Gewarnt hatte man mich verschiedentlich: »Geh' da nicht hin!« - »Du wirst enttäuscht sein!« - »Du kennst es nicht wieder!« - »Behalte es so in Erinnerung, wie Du es zum letzten Mal gesehen hast!« Und dann war es noch viel schlimmer, als alle Befürchtungen es erwarten ließen. Da stand es, mein Geburtshaus in Salm, das ich drei Jahrzehnte nicht mehr gesehen hatte: bröckelnder Fassadenputz, schiefe, aus den Angeln hängende Fensterläden, die wohl nie mehr seit damals einen Topf Farbe gesehen hatten. Wo war der bunte Blumenschmuck, wo das kleine Paradiesgärtchen, in dem das feuerrote Tränende Herz geblüht hatte? Das Fensterchen zum »Haaren Pasch« mit seiner tiefen Mauernische, das je nach Jahreszeit mit Blumen, dem Maialtärchen oder der Weihnachtskrippe geschmückt war, hatte man zugemauert. Im Hof vor den Stallungen türmten sich Schutt- und Steinberge, Kisten und Kartons stapelten sich neben allerlei Gerätschaften. Alles war grau und trist und unsäglich trostlos. Das einzig Lebendige waren die Karnickel in ihren Käfigen, sechs oder acht, vielleicht auch mehr. Und auf der verfallenen Türschwelle entdeckte ich einen Halbwüchsigen, der vor sich hin bastelte. Immerhin war das ein Hoffnungsschimmer, das Leben geht weiter, anders als ich es dort kennen gelernt hatte. Hier also war ich vor 56 Jahren geboren worden, hier lebte meine Mutter fast 20 Jahre lang, ebenso meine Großmutter ein Vierteljahrhundert. Im Jahre 1859, 85 Jahre vor mir, wurde hier mein Urahn Matthias Meiers geboren, und auch meine Ururgroßeltern Johann und Margarethe Meiers, geb. Goergen, wohnten bereits im Haus BIELEN. Dieses alte Haus hat viele Generationen kommen und gehen gesehen, es spiegelt viel menschliches Leben wider. Seine Fassade ähnelt einem Gesicht, das seine Spuren zeigt; in jungen Jahren war es glatt und strahlend, dann gereifter und pflegebedürftiger, schließlich benötigte es eine aufwendigere Behandlung und Verjüngungskuren, auch von innen heraus. An eine derartige Neuerung kann ich mich noch gut erinnern. Meine Großmutter hatte in dieses Haus das erste »richtige Badezimmer« einbauen lassen.

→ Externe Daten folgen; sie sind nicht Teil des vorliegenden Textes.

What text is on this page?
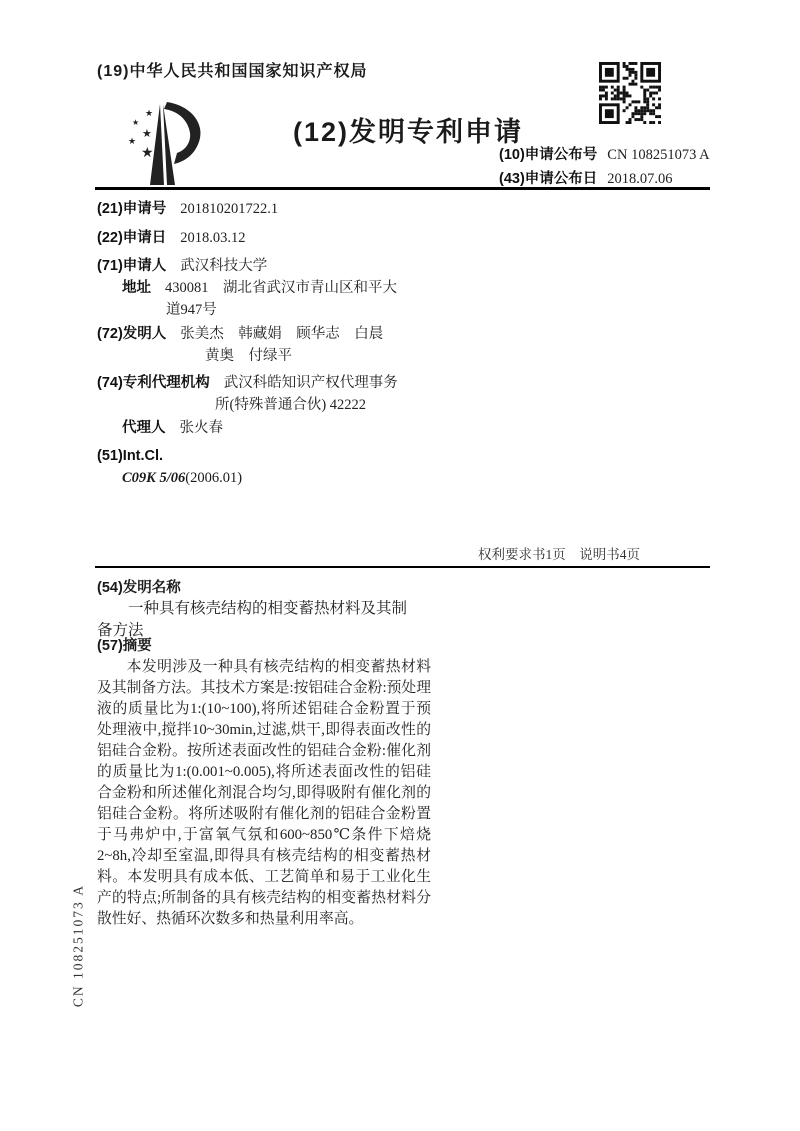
(19)中华人民共和国国家知识产权局
★
★
★
★
★
(12)发明专利申请
(10)申请公布号 CN 108251073 A
(43)申请公布日 2018.07.06
(21)申请号 201810201722.1
(22)申请日 2018.03.12
(71)申请人 武汉科技大学
地址 430081　湖北省武汉市青山区和平大
道947号
(72)发明人 张美杰　韩藏娟　顾华志　白晨
黄奥　付绿平
(74)专利代理机构 武汉科皓知识产权代理事务
所(特殊普通合伙) 42222
代理人 张火春
(51)Int.Cl.
C09K 5/06(2006.01)
权利要求书1页　说明书4页
(54)发明名称
一种具有核壳结构的相变蓄热材料及其制备方法
(57)摘要
本发明涉及一种具有核壳结构的相变蓄热材料及其制备方法。其技术方案是:按铝硅合金粉:预处理液的质量比为1:(10~100),将所述铝硅合金粉置于预处理液中,搅拌10~30min,过滤,烘干,即得表面改性的铝硅合金粉。按所述表面改性的铝硅合金粉:催化剂的质量比为1:(0.001~0.005),将所述表面改性的铝硅合金粉和所述催化剂混合均匀,即得吸附有催化剂的铝硅合金粉。将所述吸附有催化剂的铝硅合金粉置于马弗炉中,于富氧气氛和600~850℃条件下焙烧2~8h,冷却至室温,即得具有核壳结构的相变蓄热材料。本发明具有成本低、工艺简单和易于工业化生产的特点;所制备的具有核壳结构的相变蓄热材料分散性好、热循环次数多和热量利用率高。
CN 108251073 A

Das war im Jahre 1950 eine solche Sensation, dass viele Dorfbewohner diese Errungenschaft bestaunen kamen. Hier floss warmes Badewasser, beheizt durch einen großen Kessel direkt in eine festinstallierte Badewanne. Man musste nicht mehr die schwere Zinkbütt aus dem Pferdestall heranschleppen, um hinter der Haustüre alle zwei Wochen ein Bad zu nehmen. Und war diese Zeremonie beendet, - das warme Wasser wurde natürlich noch zum Waschen von Socken verwendet und auch zum Putzen - schüttete man das restliche Wasser in den Hof, ein kurzer Weg vom Platz hinter der Haustüre, denn die Butt war unendlich schwer und konnte auch nur von zwei Personen getragen werden. Im Winter gefror das Wasser naturgemäß, und ich hatte meine eigene Rutschbahn. Ein Haus ist wesentlich mehr als Wände aus Stein, Beton oder Holz mit einem Dach darüber. Schließlich birgt es eine Fülle von Erinnerungen an schöne wie auch an schwere Ereignisse. Bewohner prägen ein Haus durch ihre Lebensgewohnheiten und - bedürfnisse, verleihen ihm eine Seele.

 

Als meine Familie Haus BIELEN räumte, es Anfang der sechziger Jahre an den Staat verkaufte, da flog die Seele aus, der Geist meiner Urahnen entschwand. Ich meine, ein altes Haus verdient Ehrfurcht; seine Mauern beherbergen die Lebensgeheimnisse jedes vorangegangenen Bewohners. Ein Haus hat auch seinen ureigenen Geruch. Als ich meine ersten Kinderjahre dort verlebte, kannte ich genau diesen Duft von Blumen, das feine Kaffee-Aroma, den Geruch von Bratkartoffeln mit Speck, den Hauch von frischem Fichtennadelaustrieb am Badetag. Heute riecht dieses Haus für mich fremd. Haus BIELEN ist für immer in andere Hände gegeben und hat sich seinen neuen Bewohnern angepasst; für mich fast ein Beweis für Untreue.